Don't even think about it


Changing of the guard between the Granma Memorial and the Museo de la Revolución.

   The reverence in which Cuba's leaders hold the artifacts of their long-ago struggle – the cars, the planes, the boat that carried Fidel Castro and his followers from Mexico to Cuba – is evident in the number of soldiers at the Granma Memorial.
   They stand on the catwalk beside the glass case that encloses the yacht; they walk quietly among the displays below. They change the guard in red-bereted unison on Calle Colon, now a fenced square between the memorial's eternal flame and the Museo de la Revolución, but 55 years ago a Havana thoroughfare-turned-battle zone.
   You cannot touch the Granma yacht. You could, I suppose, touch the other items, but it doesn't seem advisable.
   The soldiers look away from visitors.
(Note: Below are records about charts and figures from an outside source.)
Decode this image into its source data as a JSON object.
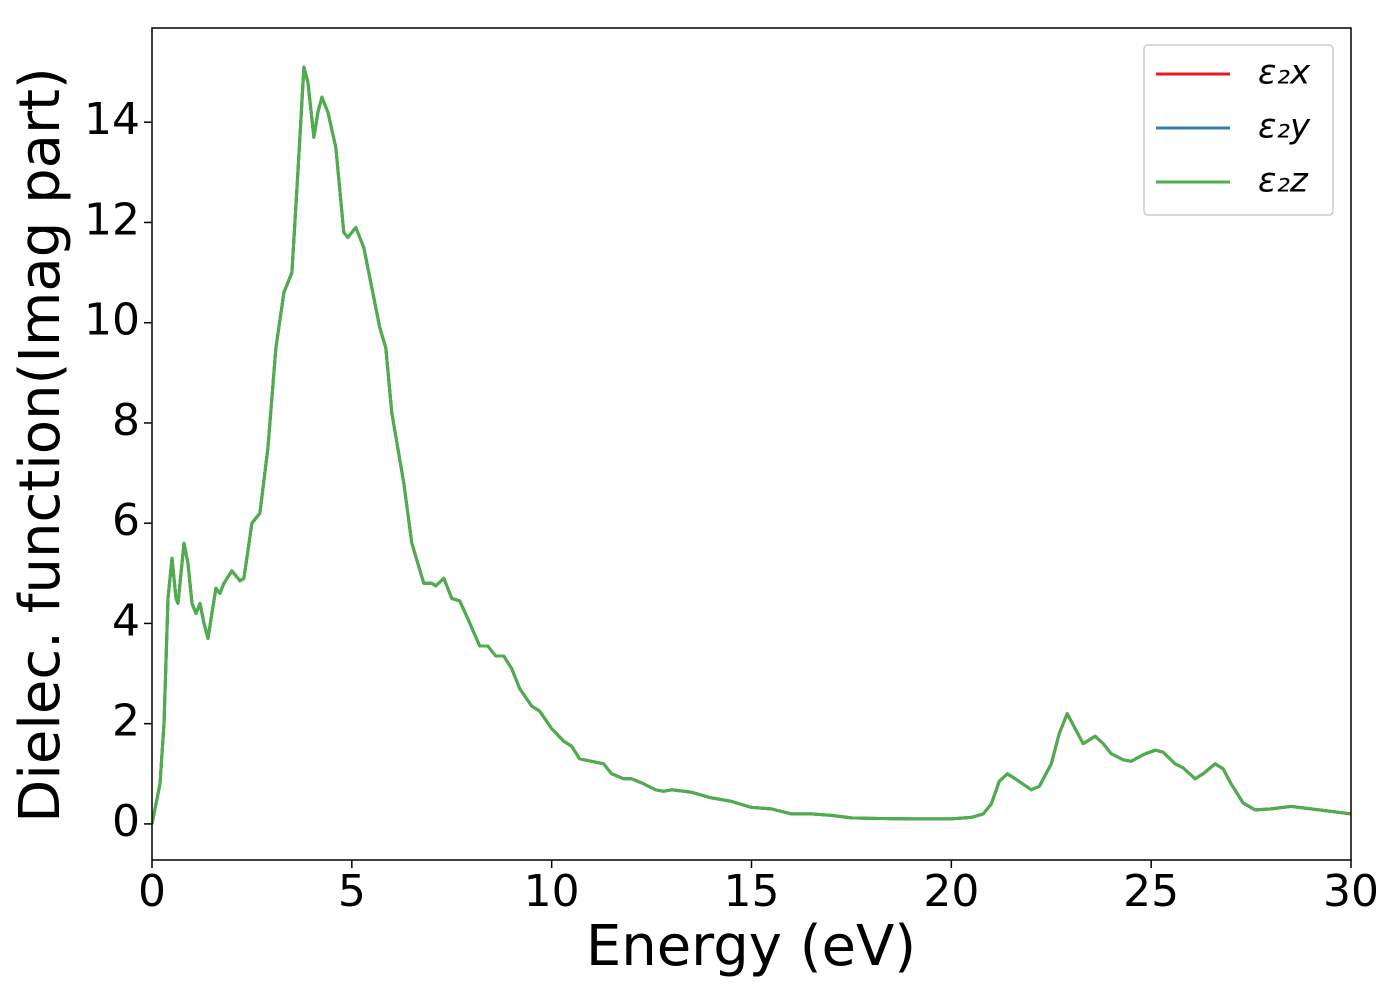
{
  "chart_data": {
    "type": "line",
    "x_label": "Energy (eV)",
    "y_label": "Dielec. function(Imag part)",
    "x": [
      0,
      0.2,
      0.3,
      0.4,
      0.5,
      0.6,
      0.65,
      0.8,
      0.9,
      1.0,
      1.1,
      1.2,
      1.3,
      1.4,
      1.5,
      1.6,
      1.7,
      1.8,
      2.0,
      2.2,
      2.3,
      2.5,
      2.7,
      2.9,
      3.1,
      3.3,
      3.5,
      3.65,
      3.8,
      3.9,
      4.05,
      4.15,
      4.25,
      4.4,
      4.6,
      4.8,
      4.9,
      5.1,
      5.3,
      5.5,
      5.7,
      5.85,
      6.0,
      6.3,
      6.5,
      6.8,
      7.0,
      7.1,
      7.3,
      7.5,
      7.7,
      7.9,
      8.2,
      8.4,
      8.6,
      8.8,
      9.0,
      9.2,
      9.5,
      9.7,
      10.0,
      10.3,
      10.5,
      10.7,
      11.0,
      11.3,
      11.5,
      11.8,
      12.0,
      12.3,
      12.6,
      12.8,
      13.0,
      13.5,
      14.0,
      14.5,
      15.0,
      15.5,
      16.0,
      16.5,
      17.0,
      17.5,
      18.0,
      19.0,
      20.0,
      20.5,
      20.8,
      21.0,
      21.2,
      21.4,
      21.6,
      22.0,
      22.2,
      22.5,
      22.7,
      22.9,
      23.1,
      23.3,
      23.6,
      23.8,
      24.0,
      24.3,
      24.5,
      24.8,
      25.1,
      25.3,
      25.6,
      25.8,
      26.1,
      26.3,
      26.6,
      26.8,
      27.0,
      27.3,
      27.6,
      28.0,
      28.5,
      29.0,
      29.5,
      30.0
    ],
    "series": [
      {
        "name": "ε₂x",
        "color": "#e41a1c",
        "values": [
          0,
          0.8,
          2,
          4.5,
          5.3,
          4.5,
          4.4,
          5.6,
          5.2,
          4.4,
          4.2,
          4.4,
          4.0,
          3.7,
          4.2,
          4.7,
          4.6,
          4.8,
          5.05,
          4.85,
          4.9,
          6.0,
          6.2,
          7.5,
          9.5,
          10.6,
          11.0,
          13,
          15.1,
          14.8,
          13.7,
          14.2,
          14.5,
          14.2,
          13.5,
          11.8,
          11.7,
          11.9,
          11.5,
          10.7,
          9.9,
          9.5,
          8.2,
          6.8,
          5.6,
          4.8,
          4.8,
          4.75,
          4.9,
          4.5,
          4.45,
          4.1,
          3.55,
          3.55,
          3.35,
          3.35,
          3.1,
          2.7,
          2.35,
          2.25,
          1.9,
          1.65,
          1.55,
          1.3,
          1.25,
          1.2,
          1.0,
          0.9,
          0.9,
          0.8,
          0.68,
          0.65,
          0.68,
          0.63,
          0.52,
          0.45,
          0.33,
          0.3,
          0.2,
          0.2,
          0.17,
          0.12,
          0.11,
          0.1,
          0.1,
          0.13,
          0.2,
          0.4,
          0.85,
          1.0,
          0.9,
          0.68,
          0.75,
          1.2,
          1.8,
          2.2,
          1.9,
          1.6,
          1.75,
          1.6,
          1.4,
          1.28,
          1.25,
          1.38,
          1.47,
          1.43,
          1.2,
          1.12,
          0.9,
          1.0,
          1.2,
          1.1,
          0.8,
          0.42,
          0.28,
          0.3,
          0.35,
          0.3,
          0.25,
          0.2
        ]
      },
      {
        "name": "ε₂y",
        "color": "#377eb8",
        "values": [
          0,
          0.8,
          2,
          4.5,
          5.3,
          4.5,
          4.4,
          5.6,
          5.2,
          4.4,
          4.2,
          4.4,
          4.0,
          3.7,
          4.2,
          4.7,
          4.6,
          4.8,
          5.05,
          4.85,
          4.9,
          6.0,
          6.2,
          7.5,
          9.5,
          10.6,
          11.0,
          13,
          15.1,
          14.8,
          13.7,
          14.2,
          14.5,
          14.2,
          13.5,
          11.8,
          11.7,
          11.9,
          11.5,
          10.7,
          9.9,
          9.5,
          8.2,
          6.8,
          5.6,
          4.8,
          4.8,
          4.75,
          4.9,
          4.5,
          4.45,
          4.1,
          3.55,
          3.55,
          3.35,
          3.35,
          3.1,
          2.7,
          2.35,
          2.25,
          1.9,
          1.65,
          1.55,
          1.3,
          1.25,
          1.2,
          1.0,
          0.9,
          0.9,
          0.8,
          0.68,
          0.65,
          0.68,
          0.63,
          0.52,
          0.45,
          0.33,
          0.3,
          0.2,
          0.2,
          0.17,
          0.12,
          0.11,
          0.1,
          0.1,
          0.13,
          0.2,
          0.4,
          0.85,
          1.0,
          0.9,
          0.68,
          0.75,
          1.2,
          1.8,
          2.2,
          1.9,
          1.6,
          1.75,
          1.6,
          1.4,
          1.28,
          1.25,
          1.38,
          1.47,
          1.43,
          1.2,
          1.12,
          0.9,
          1.0,
          1.2,
          1.1,
          0.8,
          0.42,
          0.28,
          0.3,
          0.35,
          0.3,
          0.25,
          0.2
        ]
      },
      {
        "name": "ε₂z",
        "color": "#4daf4a",
        "values": [
          0,
          0.8,
          2,
          4.5,
          5.3,
          4.5,
          4.4,
          5.6,
          5.2,
          4.4,
          4.2,
          4.4,
          4.0,
          3.7,
          4.2,
          4.7,
          4.6,
          4.8,
          5.05,
          4.85,
          4.9,
          6.0,
          6.2,
          7.5,
          9.5,
          10.6,
          11.0,
          13,
          15.1,
          14.8,
          13.7,
          14.2,
          14.5,
          14.2,
          13.5,
          11.8,
          11.7,
          11.9,
          11.5,
          10.7,
          9.9,
          9.5,
          8.2,
          6.8,
          5.6,
          4.8,
          4.8,
          4.75,
          4.9,
          4.5,
          4.45,
          4.1,
          3.55,
          3.55,
          3.35,
          3.35,
          3.1,
          2.7,
          2.35,
          2.25,
          1.9,
          1.65,
          1.55,
          1.3,
          1.25,
          1.2,
          1.0,
          0.9,
          0.9,
          0.8,
          0.68,
          0.65,
          0.68,
          0.63,
          0.52,
          0.45,
          0.33,
          0.3,
          0.2,
          0.2,
          0.17,
          0.12,
          0.11,
          0.1,
          0.1,
          0.13,
          0.2,
          0.4,
          0.85,
          1.0,
          0.9,
          0.68,
          0.75,
          1.2,
          1.8,
          2.2,
          1.9,
          1.6,
          1.75,
          1.6,
          1.4,
          1.28,
          1.25,
          1.38,
          1.47,
          1.43,
          1.2,
          1.12,
          0.9,
          1.0,
          1.2,
          1.1,
          0.8,
          0.42,
          0.28,
          0.3,
          0.35,
          0.3,
          0.25,
          0.2
        ]
      }
    ],
    "xlim": [
      0,
      30
    ],
    "xticks": [
      0,
      5,
      10,
      15,
      20,
      25,
      30
    ],
    "ylim": [
      -0.72,
      15.88
    ],
    "yticks": [
      0,
      2,
      4,
      6,
      8,
      10,
      12,
      14
    ],
    "grid": false,
    "legend": "upper right"
  }
}
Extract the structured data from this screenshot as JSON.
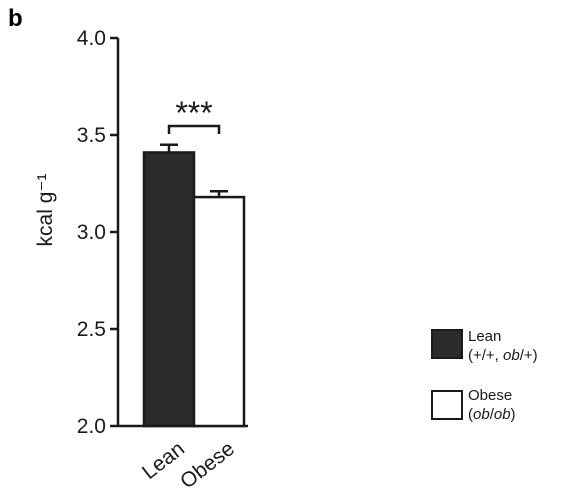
{
  "panel_label": "b",
  "colors": {
    "lean": "#2b2b2b",
    "obese": "#ffffff",
    "axis": "#1a1a1a"
  },
  "chart_data": {
    "type": "bar",
    "categories": [
      "Lean",
      "Obese"
    ],
    "values": [
      3.41,
      3.18
    ],
    "errors": [
      0.04,
      0.03
    ],
    "ylabel": "kcal g⁻¹",
    "ylim": [
      2.0,
      4.0
    ],
    "yticks": [
      "2.0",
      "2.5",
      "3.0",
      "3.5",
      "4.0"
    ],
    "grid": false,
    "significance": "***",
    "legend": {
      "placement": "bottom-right",
      "entries": [
        {
          "title": "Lean",
          "genotype_pre": "(+/+, ",
          "genotype_italic": "ob",
          "genotype_post": "/+)"
        },
        {
          "title": "Obese",
          "genotype_pre": "(",
          "genotype_italic": "ob",
          "genotype_mid": "/",
          "genotype_italic2": "ob",
          "genotype_post": ")"
        }
      ]
    }
  }
}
They are not there to engage in conversation. But I manage to catch the eye of one young guard and mime spinning the two-bladed propeller of a Kingfisher observation plane seized by the rebel army in 1958.
   He gives me a tight, yeah-yeah-I-get-it smile. I guess he'd seen that one before.


Prop-plane probably wouldn't have started anyway.

The guards avoid eye contact. They are not guides.

Touching the vehicles is not recommended, but
touching fellow visitors would appear to be OK.





Comments

Anonymous said…
Oh you rebel. Always pushing the boundaries.